Jansen's Strandbeests are the product of an iterative programming process that completely collapses the supposed boundary between materiality and code. The intricate interlocking wooden components of these lumbering giants constitute simple circuits, loops and if/then statements that govern the way the "animals" move and respond to their environment; like a traditional software designer, the Strandbeests' "programmer" deploys certain arrangments of form, sees what works and what doesn't (beta testing), then "re-codes" to make the animals more likely to survive and prosper. Jansen himself considers his Strandbeests a kind of ALife project wherein new forms are "evolved" and the "winning codes multiply." Physical computing projects like this (and this is clearly one of the most radical of its kind, given that the Strandbeests use no electronics whatsoever) are provocative examples of Drucker's contention that "form is constitutive of information, not its transparent presentation." (139)

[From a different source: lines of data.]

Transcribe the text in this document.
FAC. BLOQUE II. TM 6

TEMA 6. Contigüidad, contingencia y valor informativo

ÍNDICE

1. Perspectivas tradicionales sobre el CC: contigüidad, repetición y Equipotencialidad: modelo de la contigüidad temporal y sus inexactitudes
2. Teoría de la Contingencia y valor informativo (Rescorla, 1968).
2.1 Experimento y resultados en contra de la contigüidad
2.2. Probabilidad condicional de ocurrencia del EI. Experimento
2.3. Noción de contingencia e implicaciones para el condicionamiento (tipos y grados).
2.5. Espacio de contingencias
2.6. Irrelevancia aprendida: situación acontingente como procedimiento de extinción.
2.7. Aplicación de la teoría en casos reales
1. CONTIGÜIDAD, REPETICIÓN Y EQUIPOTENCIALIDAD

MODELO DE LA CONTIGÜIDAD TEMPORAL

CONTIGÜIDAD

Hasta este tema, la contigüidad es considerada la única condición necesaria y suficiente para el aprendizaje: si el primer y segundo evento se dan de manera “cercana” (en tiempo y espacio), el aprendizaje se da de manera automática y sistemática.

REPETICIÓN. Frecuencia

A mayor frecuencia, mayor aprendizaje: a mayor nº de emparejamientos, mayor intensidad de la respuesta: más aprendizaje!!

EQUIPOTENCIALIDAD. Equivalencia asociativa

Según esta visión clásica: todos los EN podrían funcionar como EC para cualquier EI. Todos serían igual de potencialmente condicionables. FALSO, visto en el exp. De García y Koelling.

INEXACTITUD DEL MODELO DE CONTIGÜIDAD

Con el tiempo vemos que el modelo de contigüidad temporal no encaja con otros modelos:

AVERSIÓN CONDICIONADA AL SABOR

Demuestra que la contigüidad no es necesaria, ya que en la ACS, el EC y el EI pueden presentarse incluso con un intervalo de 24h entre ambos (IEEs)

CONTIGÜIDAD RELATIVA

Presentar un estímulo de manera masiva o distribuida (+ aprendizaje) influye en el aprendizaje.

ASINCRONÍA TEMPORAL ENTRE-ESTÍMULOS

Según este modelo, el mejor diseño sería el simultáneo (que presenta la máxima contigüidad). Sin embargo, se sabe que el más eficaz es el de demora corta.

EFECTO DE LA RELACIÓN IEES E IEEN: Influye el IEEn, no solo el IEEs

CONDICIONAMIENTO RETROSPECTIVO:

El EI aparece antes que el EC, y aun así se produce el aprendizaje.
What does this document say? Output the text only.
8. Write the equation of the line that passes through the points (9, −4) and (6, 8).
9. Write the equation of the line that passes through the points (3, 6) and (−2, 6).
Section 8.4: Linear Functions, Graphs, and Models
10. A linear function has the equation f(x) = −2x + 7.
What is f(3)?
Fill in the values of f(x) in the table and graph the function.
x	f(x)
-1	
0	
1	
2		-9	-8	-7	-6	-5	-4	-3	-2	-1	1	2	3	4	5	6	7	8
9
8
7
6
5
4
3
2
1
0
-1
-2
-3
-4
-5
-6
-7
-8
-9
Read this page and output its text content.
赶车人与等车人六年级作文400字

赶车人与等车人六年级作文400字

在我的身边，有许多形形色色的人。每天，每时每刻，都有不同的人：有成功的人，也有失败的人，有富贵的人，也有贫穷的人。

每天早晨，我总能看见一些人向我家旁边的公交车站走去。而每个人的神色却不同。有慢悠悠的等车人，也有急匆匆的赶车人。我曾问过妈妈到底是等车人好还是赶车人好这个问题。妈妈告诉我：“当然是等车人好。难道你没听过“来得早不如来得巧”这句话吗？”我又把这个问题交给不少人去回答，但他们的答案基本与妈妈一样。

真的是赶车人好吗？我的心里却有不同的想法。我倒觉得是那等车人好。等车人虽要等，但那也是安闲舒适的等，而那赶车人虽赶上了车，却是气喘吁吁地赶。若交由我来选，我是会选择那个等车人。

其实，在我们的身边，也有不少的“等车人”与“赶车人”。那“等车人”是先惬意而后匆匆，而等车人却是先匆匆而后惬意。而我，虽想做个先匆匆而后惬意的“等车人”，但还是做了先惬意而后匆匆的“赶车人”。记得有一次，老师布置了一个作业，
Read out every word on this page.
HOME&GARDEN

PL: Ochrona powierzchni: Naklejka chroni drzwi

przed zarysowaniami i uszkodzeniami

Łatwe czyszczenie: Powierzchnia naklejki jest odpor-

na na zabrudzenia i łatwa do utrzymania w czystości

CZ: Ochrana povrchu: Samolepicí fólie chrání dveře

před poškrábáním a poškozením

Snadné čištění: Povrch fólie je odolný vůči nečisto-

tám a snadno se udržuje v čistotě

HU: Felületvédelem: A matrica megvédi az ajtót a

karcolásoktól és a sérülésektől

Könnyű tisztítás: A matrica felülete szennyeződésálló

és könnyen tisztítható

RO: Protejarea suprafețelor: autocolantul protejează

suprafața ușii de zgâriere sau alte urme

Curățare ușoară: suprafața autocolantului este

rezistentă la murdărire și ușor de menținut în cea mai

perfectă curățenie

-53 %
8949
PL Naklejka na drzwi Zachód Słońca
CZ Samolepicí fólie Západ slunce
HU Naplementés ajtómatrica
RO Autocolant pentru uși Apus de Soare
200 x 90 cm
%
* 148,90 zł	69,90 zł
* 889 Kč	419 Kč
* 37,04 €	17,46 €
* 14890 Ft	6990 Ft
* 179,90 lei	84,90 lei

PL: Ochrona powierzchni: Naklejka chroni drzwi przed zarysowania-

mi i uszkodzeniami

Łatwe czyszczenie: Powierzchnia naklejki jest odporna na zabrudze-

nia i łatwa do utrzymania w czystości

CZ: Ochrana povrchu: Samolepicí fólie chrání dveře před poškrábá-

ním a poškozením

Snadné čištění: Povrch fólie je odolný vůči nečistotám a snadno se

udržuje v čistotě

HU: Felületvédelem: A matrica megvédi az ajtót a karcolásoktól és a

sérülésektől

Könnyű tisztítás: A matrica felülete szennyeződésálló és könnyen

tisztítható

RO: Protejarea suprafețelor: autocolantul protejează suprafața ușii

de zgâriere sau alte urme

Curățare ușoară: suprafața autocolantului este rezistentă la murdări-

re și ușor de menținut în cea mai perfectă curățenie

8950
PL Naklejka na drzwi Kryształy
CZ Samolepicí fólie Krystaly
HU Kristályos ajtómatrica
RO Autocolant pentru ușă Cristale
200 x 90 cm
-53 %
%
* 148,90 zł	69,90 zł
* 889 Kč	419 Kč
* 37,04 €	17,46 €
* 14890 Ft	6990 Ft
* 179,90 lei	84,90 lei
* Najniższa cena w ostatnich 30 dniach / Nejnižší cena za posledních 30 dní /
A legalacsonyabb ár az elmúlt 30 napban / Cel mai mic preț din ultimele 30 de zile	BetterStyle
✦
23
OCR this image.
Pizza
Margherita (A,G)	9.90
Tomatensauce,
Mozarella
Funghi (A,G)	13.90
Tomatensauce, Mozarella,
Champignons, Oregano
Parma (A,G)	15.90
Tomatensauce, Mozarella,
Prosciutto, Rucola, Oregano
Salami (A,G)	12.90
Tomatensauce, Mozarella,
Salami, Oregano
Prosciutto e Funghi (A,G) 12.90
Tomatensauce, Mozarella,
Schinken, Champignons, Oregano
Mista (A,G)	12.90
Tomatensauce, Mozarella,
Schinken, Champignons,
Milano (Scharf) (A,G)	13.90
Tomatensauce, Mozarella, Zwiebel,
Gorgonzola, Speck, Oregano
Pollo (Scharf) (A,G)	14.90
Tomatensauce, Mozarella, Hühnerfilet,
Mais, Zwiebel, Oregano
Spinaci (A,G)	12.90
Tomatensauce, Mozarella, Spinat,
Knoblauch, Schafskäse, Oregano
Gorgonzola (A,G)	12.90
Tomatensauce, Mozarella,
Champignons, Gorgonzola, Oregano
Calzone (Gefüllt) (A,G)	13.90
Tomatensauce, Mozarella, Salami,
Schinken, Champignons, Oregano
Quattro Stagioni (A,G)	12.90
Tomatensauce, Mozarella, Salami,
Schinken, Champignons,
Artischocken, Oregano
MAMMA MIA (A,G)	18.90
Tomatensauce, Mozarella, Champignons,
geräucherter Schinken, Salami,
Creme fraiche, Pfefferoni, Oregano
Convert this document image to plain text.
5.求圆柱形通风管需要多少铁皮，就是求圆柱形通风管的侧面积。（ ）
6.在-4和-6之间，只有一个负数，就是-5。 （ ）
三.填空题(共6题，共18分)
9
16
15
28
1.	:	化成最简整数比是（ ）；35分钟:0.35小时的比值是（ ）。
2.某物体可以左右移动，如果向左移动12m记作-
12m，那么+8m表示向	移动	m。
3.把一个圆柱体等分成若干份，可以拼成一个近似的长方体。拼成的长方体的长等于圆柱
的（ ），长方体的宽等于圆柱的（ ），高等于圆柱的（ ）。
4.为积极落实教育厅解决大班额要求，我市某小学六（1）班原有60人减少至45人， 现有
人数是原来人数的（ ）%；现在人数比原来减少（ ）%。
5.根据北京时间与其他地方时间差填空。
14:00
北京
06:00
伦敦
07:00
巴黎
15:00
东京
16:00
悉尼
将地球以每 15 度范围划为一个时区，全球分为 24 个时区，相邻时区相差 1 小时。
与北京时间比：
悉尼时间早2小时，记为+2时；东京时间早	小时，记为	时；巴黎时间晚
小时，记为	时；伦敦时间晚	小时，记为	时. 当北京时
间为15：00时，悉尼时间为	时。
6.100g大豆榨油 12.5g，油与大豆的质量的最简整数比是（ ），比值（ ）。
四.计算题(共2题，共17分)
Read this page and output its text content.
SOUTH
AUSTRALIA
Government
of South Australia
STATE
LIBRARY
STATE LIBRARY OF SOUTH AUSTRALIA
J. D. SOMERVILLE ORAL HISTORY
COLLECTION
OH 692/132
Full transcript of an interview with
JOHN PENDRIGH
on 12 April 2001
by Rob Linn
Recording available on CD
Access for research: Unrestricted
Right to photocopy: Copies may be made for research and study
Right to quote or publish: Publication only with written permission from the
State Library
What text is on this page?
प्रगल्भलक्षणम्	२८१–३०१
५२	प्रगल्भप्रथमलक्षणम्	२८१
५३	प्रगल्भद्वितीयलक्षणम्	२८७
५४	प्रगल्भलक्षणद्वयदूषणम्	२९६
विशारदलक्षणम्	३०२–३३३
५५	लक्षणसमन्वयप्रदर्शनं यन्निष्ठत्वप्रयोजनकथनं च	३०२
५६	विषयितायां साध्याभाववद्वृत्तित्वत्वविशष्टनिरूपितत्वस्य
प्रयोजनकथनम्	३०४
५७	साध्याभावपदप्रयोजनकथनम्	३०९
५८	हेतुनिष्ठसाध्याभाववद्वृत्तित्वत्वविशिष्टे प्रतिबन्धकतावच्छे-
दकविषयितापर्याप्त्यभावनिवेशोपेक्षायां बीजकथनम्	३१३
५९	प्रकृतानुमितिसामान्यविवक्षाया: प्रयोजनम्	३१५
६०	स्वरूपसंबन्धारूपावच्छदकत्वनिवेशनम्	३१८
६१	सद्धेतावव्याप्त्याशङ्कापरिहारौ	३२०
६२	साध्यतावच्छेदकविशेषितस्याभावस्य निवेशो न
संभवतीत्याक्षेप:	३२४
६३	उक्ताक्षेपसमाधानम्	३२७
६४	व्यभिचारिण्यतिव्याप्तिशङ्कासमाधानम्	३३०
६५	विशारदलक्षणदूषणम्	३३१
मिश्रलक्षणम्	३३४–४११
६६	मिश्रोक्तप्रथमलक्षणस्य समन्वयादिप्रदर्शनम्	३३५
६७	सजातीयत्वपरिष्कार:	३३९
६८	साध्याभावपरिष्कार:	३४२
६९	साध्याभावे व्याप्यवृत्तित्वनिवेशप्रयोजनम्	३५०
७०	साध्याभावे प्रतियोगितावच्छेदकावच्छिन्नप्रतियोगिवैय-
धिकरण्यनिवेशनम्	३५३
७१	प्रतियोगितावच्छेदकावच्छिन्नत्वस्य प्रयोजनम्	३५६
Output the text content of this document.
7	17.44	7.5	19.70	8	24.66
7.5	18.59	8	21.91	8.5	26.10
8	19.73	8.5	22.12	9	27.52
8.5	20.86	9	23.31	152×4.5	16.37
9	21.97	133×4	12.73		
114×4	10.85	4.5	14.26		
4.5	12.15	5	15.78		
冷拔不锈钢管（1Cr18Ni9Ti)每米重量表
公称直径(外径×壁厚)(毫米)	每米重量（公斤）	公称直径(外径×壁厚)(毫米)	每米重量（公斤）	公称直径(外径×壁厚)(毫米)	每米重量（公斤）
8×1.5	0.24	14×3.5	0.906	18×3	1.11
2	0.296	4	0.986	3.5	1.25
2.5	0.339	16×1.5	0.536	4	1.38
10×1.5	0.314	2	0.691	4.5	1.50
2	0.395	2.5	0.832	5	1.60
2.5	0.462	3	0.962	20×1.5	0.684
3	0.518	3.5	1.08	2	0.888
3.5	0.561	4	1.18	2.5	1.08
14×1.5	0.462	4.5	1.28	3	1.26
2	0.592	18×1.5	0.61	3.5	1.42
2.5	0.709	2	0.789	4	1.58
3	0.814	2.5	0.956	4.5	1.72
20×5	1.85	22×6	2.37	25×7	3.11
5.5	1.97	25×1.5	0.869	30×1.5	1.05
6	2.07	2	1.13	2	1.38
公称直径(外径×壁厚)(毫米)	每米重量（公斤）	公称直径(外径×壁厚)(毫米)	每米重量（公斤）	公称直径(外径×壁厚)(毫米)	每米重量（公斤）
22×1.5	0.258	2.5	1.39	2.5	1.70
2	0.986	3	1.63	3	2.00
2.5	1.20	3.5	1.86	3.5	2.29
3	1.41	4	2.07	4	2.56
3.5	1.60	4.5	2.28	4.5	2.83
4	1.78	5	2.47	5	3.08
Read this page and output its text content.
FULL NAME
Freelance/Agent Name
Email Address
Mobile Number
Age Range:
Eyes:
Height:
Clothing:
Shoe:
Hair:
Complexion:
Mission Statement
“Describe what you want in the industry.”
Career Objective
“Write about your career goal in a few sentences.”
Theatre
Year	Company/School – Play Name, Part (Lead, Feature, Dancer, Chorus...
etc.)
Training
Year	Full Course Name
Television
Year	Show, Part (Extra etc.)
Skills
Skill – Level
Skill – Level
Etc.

Leaving magical Strandbeest beach aside for the moment, I wonder how other non-electronic digital systems complicate or compliment some of the thinking we've been doing this week about code and protocol. In particular, I'm curious to see if moving around or beyond our contemporary notion of what constitutes computation might address some of the ambiguities Mei identified regarding commonly-held definitions of the digital and the virtual. Charles Babbage's famous Difference Engine (a programmable mechanical computer from 1847), Leibniz's Stepped Reckoner, clockwork astrolabes like the incredible Antikythera Mechanism or the lesser-known but perhaps coolest-of-all pocket-sized Curta Calculator each exhibit very different kinds of graphesis (or maybe we should coin a new word here: antikemenesis?) -- where is the "code" when it cannot be separated from the mechanical processes that articulate it?

1 comment:

  1. and 'older' or alternate forms of computing (including the analog) are intriguing here too. i'm very interested in why digital (and esp. object-based) programming rises to power when it does....i think the cultural contexts are telling.)